Они, казалось, боялись, что грязь, брошенная слишком высоко, камнями упадет на их головы.
Они говорили о семье Похвисневых в наивно-почтительном тоне, прикрывая им ядовитые намеки и делая невозможным со стороны друзей этого семейства вообще, а Оленина в частности, какое-либо заступничество.
"Нет дыма без огня", - говорит русская пословица.
Виктор Павлович понимал, что в этих толках есть много страшной истины.
Она, Зинаида, на его глазах гибла для него навсегда.
Он был бессилен прийти и вырвать ее из того омута, в который толкали ее придворные интриги.
"Она, как чистое, невинное дитя, - думал он, - соблазненное блестящими погремушками, навешанными над пропастью, доверчиво тянется к ним и сорвется в бездну... Это бабочка, стремящаяся на красивое пламя и обжигающая об него свои крылья... Если бы он мог войти в их дом на правах жениха, он сумел бы предостеречь ее, он сумел бы вовремя сильной рукой ухватить ее и спасти от падения. Но что он такое? Ничто! Не только теперь, но и в будущем... Никогда, никогда не может он быть для нее ничем, хотя хотел бы быть всем..."
Эти мысли каплями раскаленного свинца падали на его мозг.
О, как в такие минуты он ненавидел Ирену, стоявшую грозным призраком между ним и все более и более отдаляющейся от него дорогой ему девушкой.
В последние два визита его к Похвисневым, дамы совершенно не вышли к нему.
Пришлось ограничиться короткой беседой с генералом.
- Бабье мое в хлопотах, собираются... - во время последнего посещения Оленина сообщил Владимир Сергеевич.
- Куда?
- В Москву, батюшка, в Москву, на коронацию...
- И вы едете?
- За неволю потащусь, нельзя...
- Говорят, ваше превосходительство, вы получаете назначение?..
- Говорят, говорят...
- Да разве вы-то не знаете, правда ли это?

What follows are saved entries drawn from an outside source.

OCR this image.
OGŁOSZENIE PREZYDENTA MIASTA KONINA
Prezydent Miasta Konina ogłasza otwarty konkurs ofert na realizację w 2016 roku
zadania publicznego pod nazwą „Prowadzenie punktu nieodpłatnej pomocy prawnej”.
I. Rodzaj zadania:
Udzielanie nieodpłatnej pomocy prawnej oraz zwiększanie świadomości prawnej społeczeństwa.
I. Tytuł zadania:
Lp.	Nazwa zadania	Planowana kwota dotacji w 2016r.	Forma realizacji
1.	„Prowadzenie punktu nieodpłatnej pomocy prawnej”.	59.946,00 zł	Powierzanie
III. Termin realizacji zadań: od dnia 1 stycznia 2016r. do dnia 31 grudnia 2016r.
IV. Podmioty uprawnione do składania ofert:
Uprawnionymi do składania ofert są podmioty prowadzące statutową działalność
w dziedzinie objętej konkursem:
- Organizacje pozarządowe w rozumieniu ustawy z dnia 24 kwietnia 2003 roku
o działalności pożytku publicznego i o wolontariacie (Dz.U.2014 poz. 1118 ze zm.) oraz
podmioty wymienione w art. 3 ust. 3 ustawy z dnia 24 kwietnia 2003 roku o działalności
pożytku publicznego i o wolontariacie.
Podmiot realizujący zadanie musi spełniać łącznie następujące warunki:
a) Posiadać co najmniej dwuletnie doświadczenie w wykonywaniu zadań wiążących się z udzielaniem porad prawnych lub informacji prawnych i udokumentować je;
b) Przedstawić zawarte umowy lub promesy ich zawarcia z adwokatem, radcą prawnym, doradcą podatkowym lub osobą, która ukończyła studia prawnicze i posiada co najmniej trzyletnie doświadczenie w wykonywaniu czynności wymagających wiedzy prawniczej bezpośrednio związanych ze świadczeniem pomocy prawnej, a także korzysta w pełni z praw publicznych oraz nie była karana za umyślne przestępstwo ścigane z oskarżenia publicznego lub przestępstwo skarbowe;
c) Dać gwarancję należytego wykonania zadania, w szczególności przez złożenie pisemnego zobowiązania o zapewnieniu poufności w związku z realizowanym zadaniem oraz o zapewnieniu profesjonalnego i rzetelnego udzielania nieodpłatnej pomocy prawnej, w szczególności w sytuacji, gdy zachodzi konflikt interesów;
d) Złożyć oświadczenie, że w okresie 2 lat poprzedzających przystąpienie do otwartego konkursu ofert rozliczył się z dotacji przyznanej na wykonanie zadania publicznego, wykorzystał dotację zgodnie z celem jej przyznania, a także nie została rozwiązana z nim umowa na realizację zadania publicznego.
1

- Где мне знать... Это все граф, он и знает...
Виктор Павлович пожал плечами. Страшные сомнения его подтверждались.
Наконец, в двадцатых числах марта 1797 года двор уехал в Москву. Уехали и Похвисневы. Уехал и Иван Сергеевич Дмитревский.
Оленин рассчитывал тоже вместе с частями своего полка участвовать в коронационных торжествах и, таким образом, хоть издали наблюдать за своей богиней.
Ожидания его не оправдались. Он в числе немногих офицеров, был оставлен в Петербурге, для несения караульной службы.
В этом неожиданном для него распоряжении начальства Виктор Павлович угадал сильную руку прекрасной Ирены.
Ненависть его к этой женщине увеличилась, но увеличился и страх перед нею.
Борьба с ней, мысль о которой порой приходила ему в голову, видимо, была невозможной.
Ее красота была ее властью.
Оленин покорился своей судьбе и засел дома, выходя только для исполнения своих служебных обязанностей.
В отсутствии государя они были не часты и не обременительны.
Петербург, тот Петербург, в котором вращался Виктор Павлович, почти весь перебрался в Москву вслед за двором.
Перенесемся туда и мы.
Император Павел - первый из государей, до торжественного въезда в Москву, оставался в Петровском дворце, построенном Екатериной II.
После приезда императора в Петровский дворец, был назначен особый день для принесения поздравлений.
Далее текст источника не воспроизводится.